Hungary is the seventh country to raise rates this month after central banks from Poland to Iceland lifted borrowing costs to tame global inflation and reverse a trend of investors flocking to what are seen as less risky assets.
The yield on the benchmark three-year Hungarian government bonds rose to 9.78 percent on March 7, which was their highest level since October 2004, as the weakening in Hungary's economy, growing political uncertainty and problems in global credit markets prompted investors to favor less risky assets. The three-year yield was 9.32 percent on March 27, and the yield has risen 126 basis points since the last meeting of the Hungarian central bank monetary policy committe was held on February 25. At that point policy makers last voted 8-4 to keep interest rates on hold for a fifth month, opting instead to try to fight inflation by letting the forint trade freely for the first time ever and betting on the currency's strengthening. Events have subsequently turned this into a completely false hope, hence today's changed vote.

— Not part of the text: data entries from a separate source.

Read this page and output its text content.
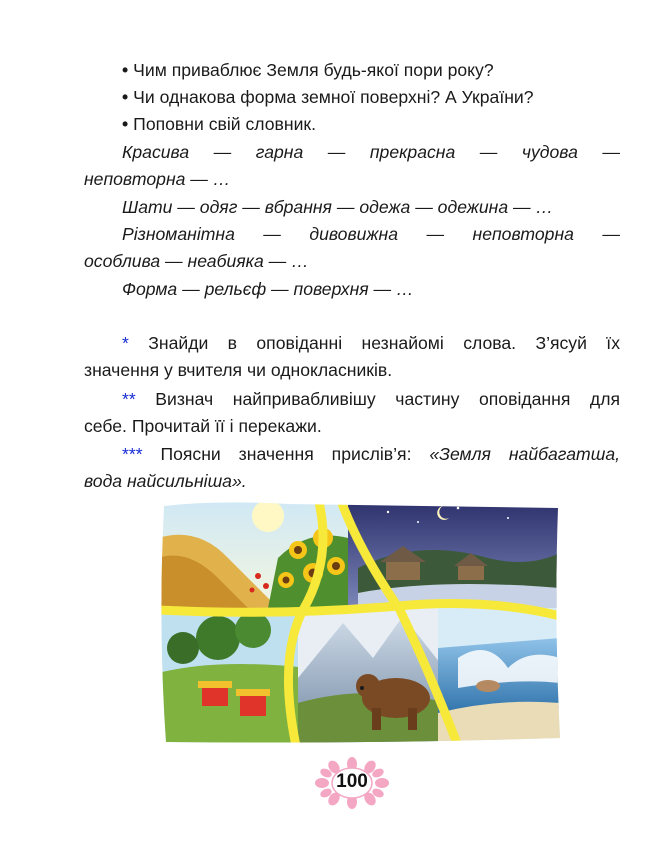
• Чим приваблює Земля будь-якої пори року?
• Чи однакова форма земної поверхні? А України?
• Поповни свій словник.
Красива — гарна — прекрасна — чудова —
неповторна — …
Шати — одяг — вбрання — одежа — одежина — …
Різноманітна — дивовижна — неповторна —
особлива — неабияка — …
Форма — рельєф — поверхня — …
* Знайди в оповіданні незнайомі слова. З’ясуй їх
значення у вчителя чи однокласників.
** Визнач найпривабливішу частину оповідання для
себе. Прочитай її і перекажи.
*** Поясни значення прислів’я: «Земля найбагатша,
вода найсильніша».
100
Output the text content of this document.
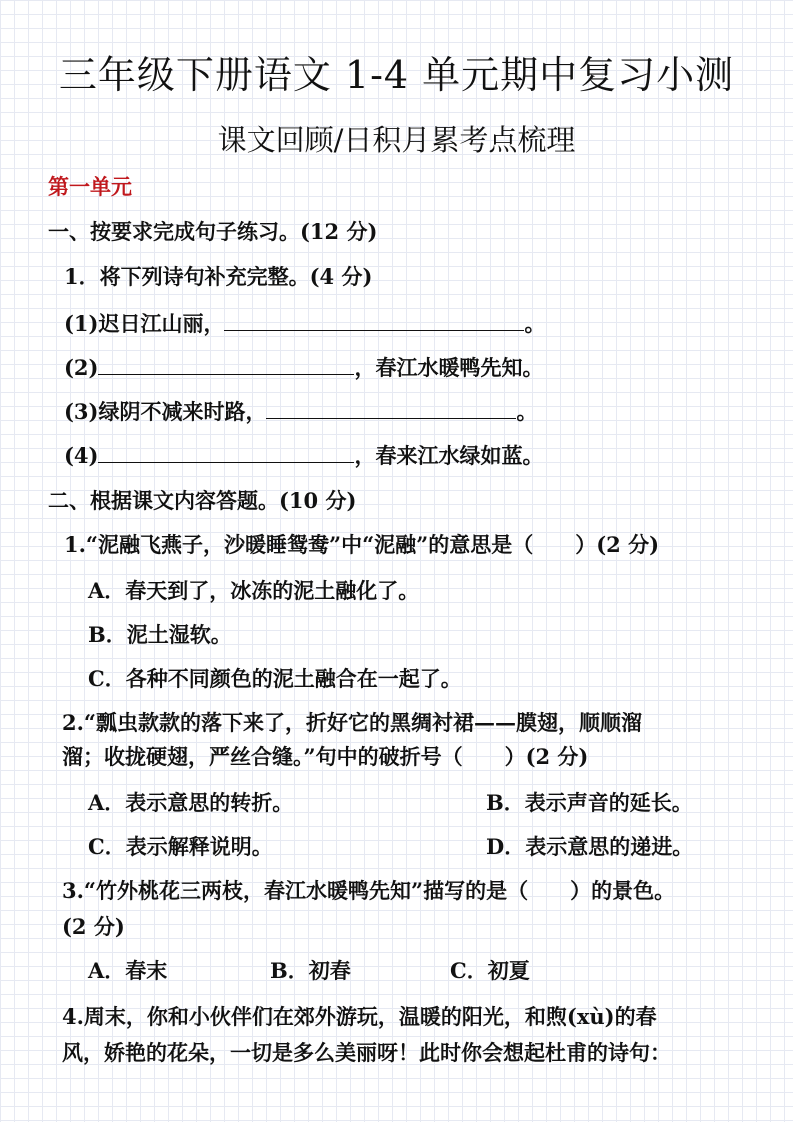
三年级下册语文 1-4 单元期中复习小测
课文回顾/日积月累考点梳理
第一单元
一、按要求完成句子练习。(12 分)
1．将下列诗句补充完整。(4 分)
(1)迟日江山丽，	。
(2)	，春江水暖鸭先知。
(3)绿阴不减来时路，	。
(4)	，春来江水绿如蓝。
二、根据课文内容答题。(10 分)
1.“泥融飞燕子，沙暖睡鸳鸯”中“泥融”的意思是（　　）(2 分)
A．春天到了，冰冻的泥土融化了。
B．泥土湿软。
C．各种不同颜色的泥土融合在一起了。
2.“瓢虫款款的落下来了，折好它的黑绸衬裙——膜翅，顺顺溜
溜；收拢硬翅，严丝合缝。”句中的破折号（　　）(2 分)
A．表示意思的转折。	B．表示声音的延长。
C．表示解释说明。	D．表示意思的递进。
3.“竹外桃花三两枝，春江水暖鸭先知”描写的是（　　）的景色。
(2 分)
A．春末	B．初春	C．初夏
4.周末，你和小伙伴们在郊外游玩，温暖的阳光，和煦(xù)的春
风，娇艳的花朵，一切是多么美丽呀！此时你会想起杜甫的诗句：
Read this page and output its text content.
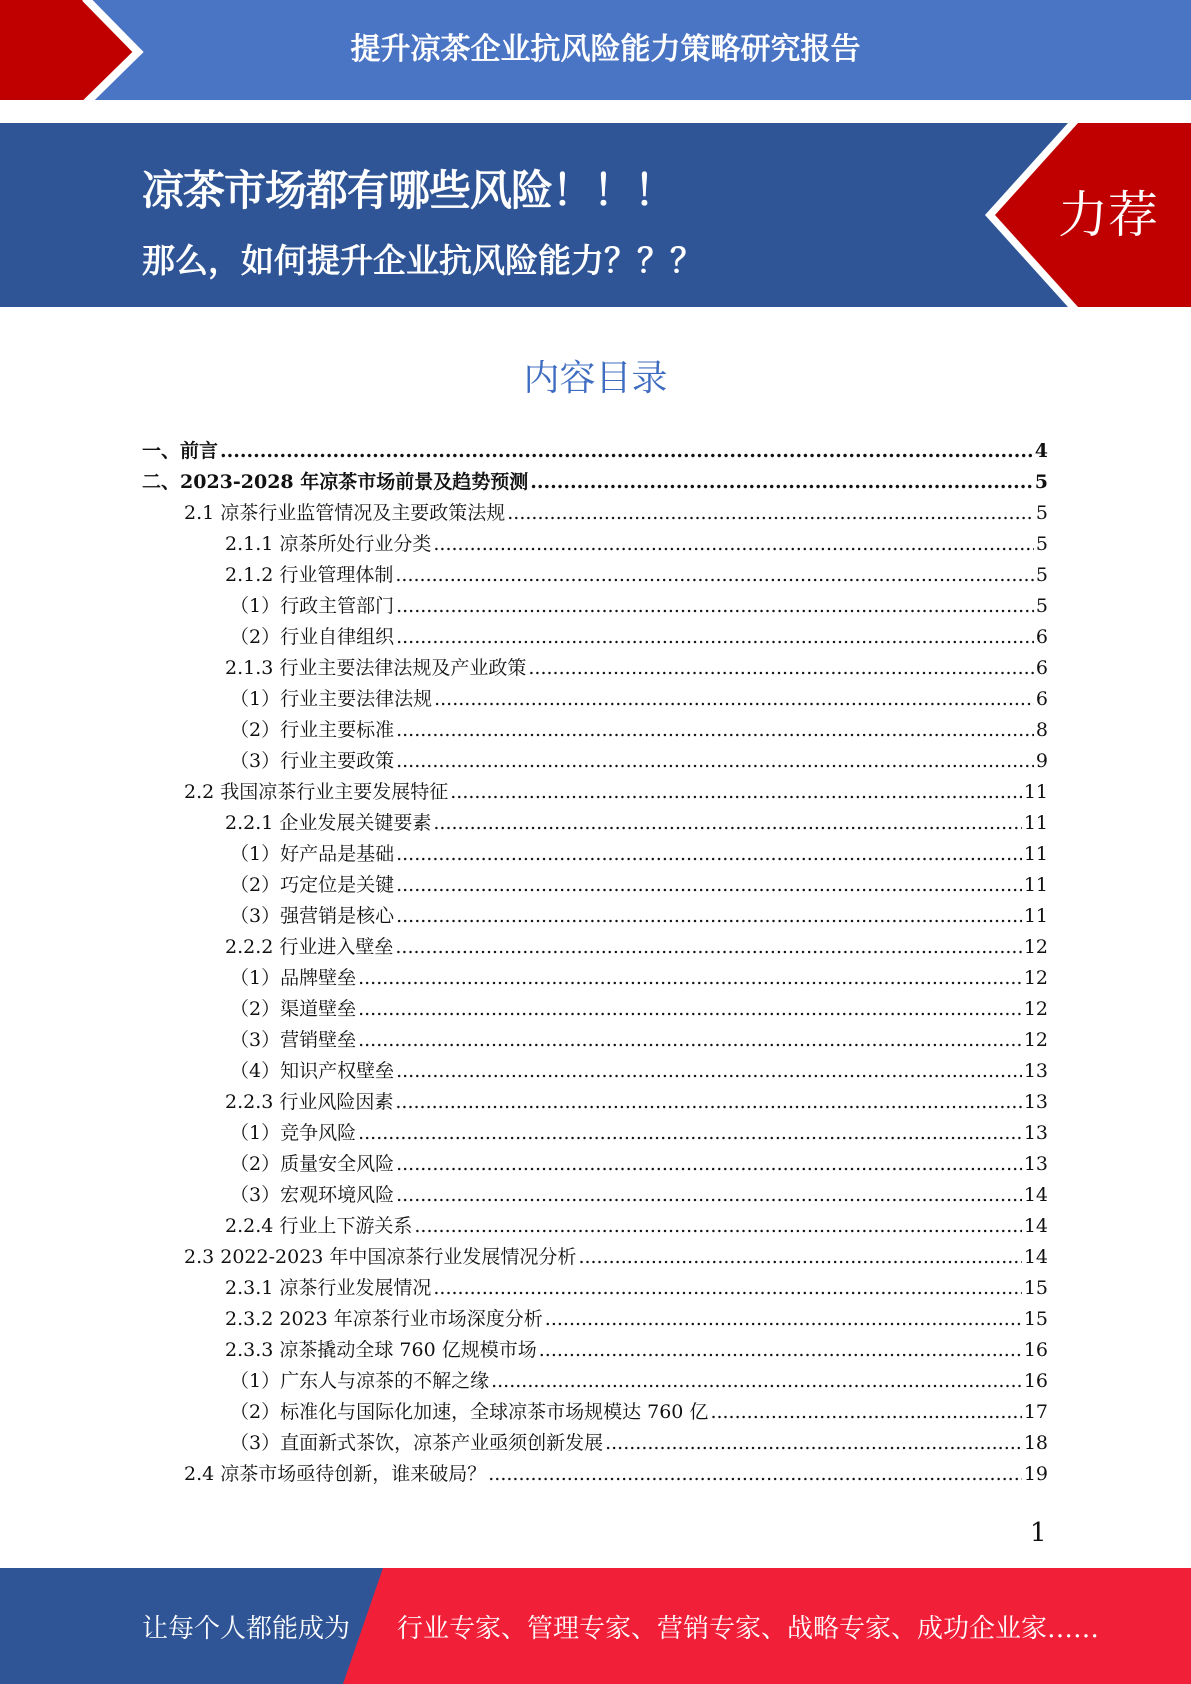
提升凉茶企业抗风险能力策略研究报告
凉茶市场都有哪些风险！！！
那么，如何提升企业抗风险能力？？？
力荐
内容目录
一、前言 .....	4
二、2023-2028 年凉茶市场前景及趋势预测 .....	5
2.1 凉茶行业监管情况及主要政策法规 .....	5
2.1.1 凉茶所处行业分类 .....	5
2.1.2 行业管理体制 .....	5
（1）行政主管部门 .....	5
（2）行业自律组织 .....	6
2.1.3 行业主要法律法规及产业政策 .....	6
（1）行业主要法律法规 .....	6
（2）行业主要标准 .....	8
（3）行业主要政策 .....	9
2.2 我国凉茶行业主要发展特征 .....	11
2.2.1 企业发展关键要素 .....	11
（1）好产品是基础 .....	11
（2）巧定位是关键 .....	11
（3）强营销是核心 .....	11
2.2.2 行业进入壁垒 .....	12
（1）品牌壁垒 .....	12
（2）渠道壁垒 .....	12
（3）营销壁垒 .....	12
（4）知识产权壁垒 .....	13
2.2.3 行业风险因素 .....	13
（1）竞争风险 .....	13
（2）质量安全风险 .....	13
（3）宏观环境风险 .....	14
2.2.4 行业上下游关系 .....	14
2.3 2022-2023 年中国凉茶行业发展情况分析 .....	14
2.3.1 凉茶行业发展情况 .....	15
2.3.2 2023 年凉茶行业市场深度分析 .....	15
2.3.3 凉茶撬动全球 760 亿规模市场 .....	16
（1）广东人与凉茶的不解之缘 .....	16
（2）标准化与国际化加速，全球凉茶市场规模达 760 亿 .....	17
（3）直面新式茶饮，凉茶产业亟须创新发展 .....	18
2.4 凉茶市场亟待创新，谁来破局？ .....	19
1
让每个人都能成为 行业专家、管理专家、营销专家、战略专家、成功企业家……
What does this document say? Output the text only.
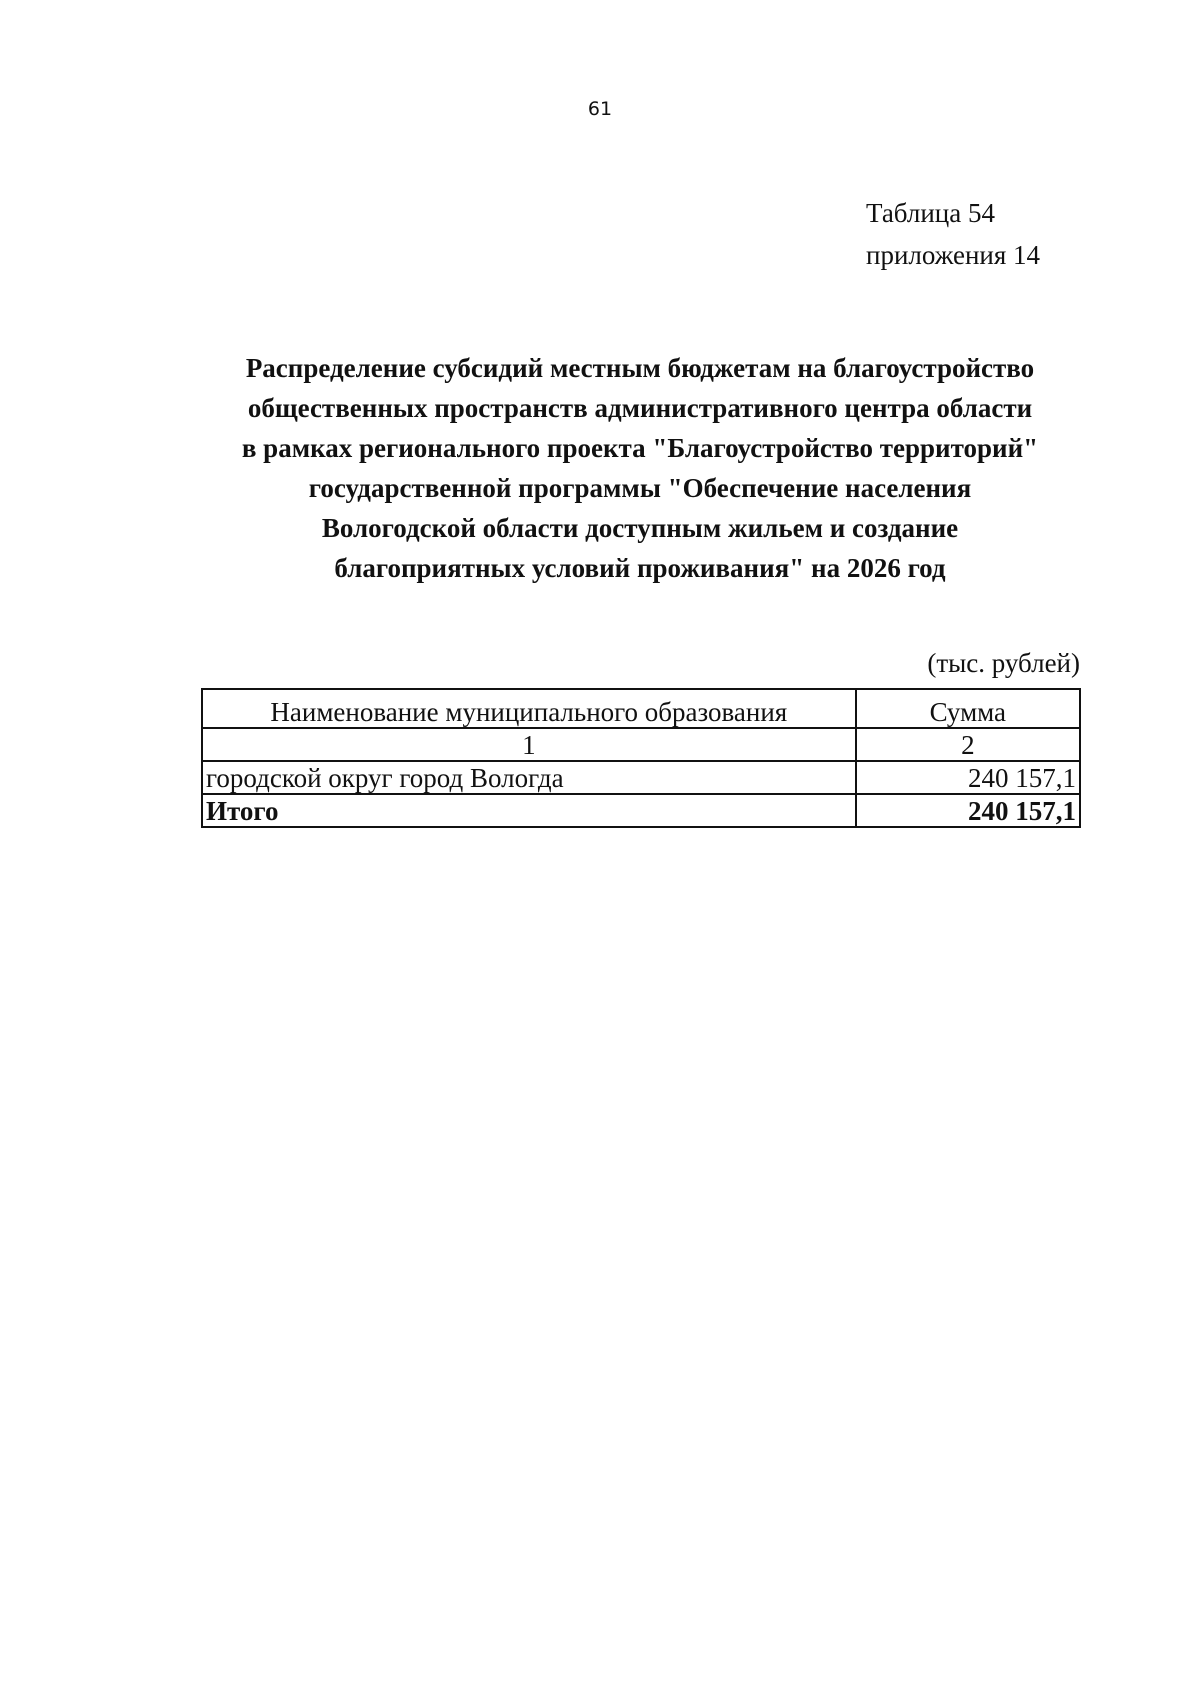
61
Таблица 54
приложения 14
Распределение субсидий местным бюджетам на благоустройство
общественных пространств административного центра области
в рамках регионального проекта "Благоустройство территорий"
государственной программы "Обеспечение населения
Вологодской области доступным жильем и создание
благоприятных условий проживания" на 2026 год
(тыс. рублей)
Наименование муниципального образования	Сумма
1	2
городской округ город Вологда	240 157,1
Итого	240 157,1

Hungary's inflation rate did fall back slightly to 6.9 percent in February from 7.1 percent in January, but it still remained at more than twice the bank's 3 percent target level, and really their credibility was also at stake if they continued to sit back and watch. The bank last month raised its inflation forecast to 5.2 percent this year and 3.6 percent for 2009, from 5 percent and 3 percent, respectively.
As Portfolio Hungary comments:
The larger-than-expected hike by the cenbank may signal its strong commitment to meeting its medium-term inflation goal (3%), and that the MPC wanted to “get over with" the rate hike pressure with a single big step.
It is not net clear as yet whether the MPC considered in its decision the medium-term impacts of the political tension between the governing coalition parties that took a drastic turn over the weekend and today.